​​​​​​​​​​​​​​Facts about Pediatric Brain Tumors and Childhood Cancer

Incidence of Childhood Cancer:

  • Cancer remains the most common cause of death by disease for children in the US. 1 in 285 children in the US will develop cancer by the age of 20.  (American Childhood Cancer Organization)
  • The causes of most childhood cancers are unknown, and for the most part, these diseases cannot be prevented.  (Cancer.gov)  
  • 1 in 5 children diagnosed with cancer will die within 5 years.  1 in 3 children with cancer will not have a normal life span.  (National Center for Health Statistics) 
  • More than 4,000 children are diagnosed with a brain tumor each year.  Malignant brain tumors are the second most common form of childhood cancer, representing about 20% of all childhood cancers.  Brain tumors are the leading cancer-related deaths for children under 14.  (National Brain Tumor Society)

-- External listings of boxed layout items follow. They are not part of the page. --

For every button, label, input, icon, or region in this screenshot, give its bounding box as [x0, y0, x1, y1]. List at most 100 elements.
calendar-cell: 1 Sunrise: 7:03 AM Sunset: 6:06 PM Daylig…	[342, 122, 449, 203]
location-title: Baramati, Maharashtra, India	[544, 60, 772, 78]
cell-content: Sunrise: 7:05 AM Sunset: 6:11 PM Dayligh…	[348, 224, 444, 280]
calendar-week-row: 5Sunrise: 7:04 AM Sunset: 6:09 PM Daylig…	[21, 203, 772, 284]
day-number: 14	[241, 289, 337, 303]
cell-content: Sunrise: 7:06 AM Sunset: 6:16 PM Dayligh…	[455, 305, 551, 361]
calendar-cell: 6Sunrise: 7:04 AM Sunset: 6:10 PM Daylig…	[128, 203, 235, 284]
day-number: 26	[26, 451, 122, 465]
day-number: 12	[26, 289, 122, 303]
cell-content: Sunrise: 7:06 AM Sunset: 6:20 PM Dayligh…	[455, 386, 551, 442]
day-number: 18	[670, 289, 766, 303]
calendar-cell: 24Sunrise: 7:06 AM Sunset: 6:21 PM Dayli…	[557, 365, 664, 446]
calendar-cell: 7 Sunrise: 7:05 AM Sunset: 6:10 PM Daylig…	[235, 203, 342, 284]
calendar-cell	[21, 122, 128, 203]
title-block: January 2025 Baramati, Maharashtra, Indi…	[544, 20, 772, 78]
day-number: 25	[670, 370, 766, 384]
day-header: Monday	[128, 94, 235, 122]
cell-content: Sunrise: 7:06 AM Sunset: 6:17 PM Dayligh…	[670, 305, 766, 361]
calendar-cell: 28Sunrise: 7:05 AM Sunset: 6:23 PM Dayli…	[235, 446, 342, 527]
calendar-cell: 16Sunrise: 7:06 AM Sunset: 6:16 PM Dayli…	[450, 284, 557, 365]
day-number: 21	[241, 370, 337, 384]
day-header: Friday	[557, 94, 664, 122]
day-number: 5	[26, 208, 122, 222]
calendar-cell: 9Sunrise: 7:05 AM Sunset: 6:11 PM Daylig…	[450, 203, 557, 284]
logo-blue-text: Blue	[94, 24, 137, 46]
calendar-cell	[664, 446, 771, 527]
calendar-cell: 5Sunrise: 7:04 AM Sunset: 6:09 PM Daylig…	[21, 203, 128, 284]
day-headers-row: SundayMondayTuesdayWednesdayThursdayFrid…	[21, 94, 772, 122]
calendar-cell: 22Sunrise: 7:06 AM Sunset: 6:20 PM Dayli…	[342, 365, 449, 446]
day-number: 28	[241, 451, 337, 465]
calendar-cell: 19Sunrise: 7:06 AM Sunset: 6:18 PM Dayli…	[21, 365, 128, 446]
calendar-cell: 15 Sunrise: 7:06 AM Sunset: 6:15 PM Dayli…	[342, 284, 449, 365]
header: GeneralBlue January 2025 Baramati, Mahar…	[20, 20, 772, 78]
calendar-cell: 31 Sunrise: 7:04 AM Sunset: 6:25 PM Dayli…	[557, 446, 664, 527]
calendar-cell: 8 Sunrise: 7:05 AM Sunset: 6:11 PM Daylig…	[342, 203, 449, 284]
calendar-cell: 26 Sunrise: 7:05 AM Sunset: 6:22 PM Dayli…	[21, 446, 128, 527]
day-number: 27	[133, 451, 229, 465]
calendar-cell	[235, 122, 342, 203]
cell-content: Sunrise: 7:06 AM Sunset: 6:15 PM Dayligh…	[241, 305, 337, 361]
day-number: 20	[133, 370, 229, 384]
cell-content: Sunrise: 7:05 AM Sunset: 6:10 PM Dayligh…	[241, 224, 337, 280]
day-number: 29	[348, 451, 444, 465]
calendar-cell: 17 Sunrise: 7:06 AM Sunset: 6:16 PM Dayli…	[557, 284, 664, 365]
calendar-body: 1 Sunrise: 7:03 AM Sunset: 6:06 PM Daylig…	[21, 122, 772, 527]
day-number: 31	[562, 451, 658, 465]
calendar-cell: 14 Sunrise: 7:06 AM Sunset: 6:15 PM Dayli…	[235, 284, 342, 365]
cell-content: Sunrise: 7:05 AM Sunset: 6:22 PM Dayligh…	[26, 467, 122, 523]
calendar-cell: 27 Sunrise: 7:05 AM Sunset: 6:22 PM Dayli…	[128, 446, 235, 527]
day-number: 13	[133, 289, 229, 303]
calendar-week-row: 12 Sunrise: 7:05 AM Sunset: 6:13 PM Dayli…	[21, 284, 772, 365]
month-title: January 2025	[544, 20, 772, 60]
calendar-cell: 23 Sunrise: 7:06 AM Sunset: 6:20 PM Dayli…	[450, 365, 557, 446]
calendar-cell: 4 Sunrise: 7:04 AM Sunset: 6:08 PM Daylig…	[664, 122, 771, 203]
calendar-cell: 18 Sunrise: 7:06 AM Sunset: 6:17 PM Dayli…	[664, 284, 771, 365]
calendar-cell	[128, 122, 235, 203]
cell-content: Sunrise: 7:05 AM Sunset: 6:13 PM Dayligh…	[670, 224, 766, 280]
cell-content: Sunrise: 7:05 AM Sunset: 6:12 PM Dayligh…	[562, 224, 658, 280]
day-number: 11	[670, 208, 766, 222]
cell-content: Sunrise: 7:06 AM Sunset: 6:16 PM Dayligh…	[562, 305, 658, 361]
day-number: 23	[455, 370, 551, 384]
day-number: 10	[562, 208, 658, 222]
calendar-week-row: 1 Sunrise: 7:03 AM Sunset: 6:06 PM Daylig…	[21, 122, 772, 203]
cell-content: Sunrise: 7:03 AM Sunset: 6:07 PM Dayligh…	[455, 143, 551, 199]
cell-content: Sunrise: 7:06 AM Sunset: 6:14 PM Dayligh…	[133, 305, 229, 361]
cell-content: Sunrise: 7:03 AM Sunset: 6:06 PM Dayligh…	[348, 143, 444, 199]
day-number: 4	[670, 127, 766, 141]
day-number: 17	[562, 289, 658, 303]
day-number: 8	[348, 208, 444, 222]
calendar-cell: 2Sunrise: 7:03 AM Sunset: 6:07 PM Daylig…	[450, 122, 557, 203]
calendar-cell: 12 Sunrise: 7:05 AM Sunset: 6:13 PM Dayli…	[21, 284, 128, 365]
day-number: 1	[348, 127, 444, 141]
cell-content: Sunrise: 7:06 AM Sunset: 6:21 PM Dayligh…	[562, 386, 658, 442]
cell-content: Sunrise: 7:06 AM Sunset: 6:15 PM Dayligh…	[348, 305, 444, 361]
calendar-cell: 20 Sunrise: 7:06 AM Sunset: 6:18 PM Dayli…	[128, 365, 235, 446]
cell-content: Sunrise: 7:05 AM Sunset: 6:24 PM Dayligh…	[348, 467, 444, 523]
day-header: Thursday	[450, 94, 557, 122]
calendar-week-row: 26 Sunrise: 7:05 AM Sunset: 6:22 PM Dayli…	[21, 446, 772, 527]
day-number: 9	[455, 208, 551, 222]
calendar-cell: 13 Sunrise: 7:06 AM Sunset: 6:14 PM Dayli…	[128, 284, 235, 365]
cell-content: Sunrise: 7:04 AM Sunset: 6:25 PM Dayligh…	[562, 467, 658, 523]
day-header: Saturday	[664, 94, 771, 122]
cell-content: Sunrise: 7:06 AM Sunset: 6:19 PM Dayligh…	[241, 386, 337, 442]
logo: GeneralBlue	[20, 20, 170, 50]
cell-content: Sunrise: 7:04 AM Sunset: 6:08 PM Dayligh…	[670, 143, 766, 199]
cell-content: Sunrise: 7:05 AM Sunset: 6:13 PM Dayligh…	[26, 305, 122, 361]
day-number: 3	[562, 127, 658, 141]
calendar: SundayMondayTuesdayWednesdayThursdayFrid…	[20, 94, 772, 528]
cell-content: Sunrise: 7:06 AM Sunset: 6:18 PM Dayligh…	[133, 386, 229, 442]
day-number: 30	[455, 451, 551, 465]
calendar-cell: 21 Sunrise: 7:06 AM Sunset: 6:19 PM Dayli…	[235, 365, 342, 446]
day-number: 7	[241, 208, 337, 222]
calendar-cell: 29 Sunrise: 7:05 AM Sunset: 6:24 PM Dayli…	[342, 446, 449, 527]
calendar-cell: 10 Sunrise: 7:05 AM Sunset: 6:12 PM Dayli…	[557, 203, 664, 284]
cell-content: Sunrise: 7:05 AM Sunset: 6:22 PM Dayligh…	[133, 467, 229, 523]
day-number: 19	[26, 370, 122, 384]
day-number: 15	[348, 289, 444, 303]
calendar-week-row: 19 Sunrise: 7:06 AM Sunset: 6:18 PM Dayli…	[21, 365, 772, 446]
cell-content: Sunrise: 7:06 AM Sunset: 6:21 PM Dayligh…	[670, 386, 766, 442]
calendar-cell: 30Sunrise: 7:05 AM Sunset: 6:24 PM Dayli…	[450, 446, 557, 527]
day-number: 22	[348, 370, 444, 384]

Long Term Health Effects from Treatments:

  • ​Current treatment options are limited, and can result in damaging long-term side effects to a child.  Some long term side effects include physical disabilities; learning disabilities; behavioral changes; hearing and vision loss; hormonal problems including slowed growth and infertility; damage to internal organs; and risk of developing secondary cancers.  (American Brain Tumor Association)
  • 60% to more than 90% of pediatric cancer survivors develop one or more chronic health conditions from treatments such as chemotherapy and radiation.  (Cancer.gov)
  • 20% to 80% experience severe life-threatening complications during adulthood from the treatments they received as a child.  (Cancer.gov)  

Funding Disparities:

  • Childhood cancer receives only 4% of federal funding for cancer research.  In 2014, the NCI budget was $4.9 billion, and childhood cancer received only $196 million.
  • Since 1980, only three drugs - two for ALL(Acute Lymphocytic Leukemia) and one for neuroblastoma (which was just approved in March 2015) - have been approved by the FDA to treat childhood cancer.  Whereas, the FDA has approved hundreds of drugs developed for adults.  Most of the chemotherapies used for children's cancers are over 30 years old.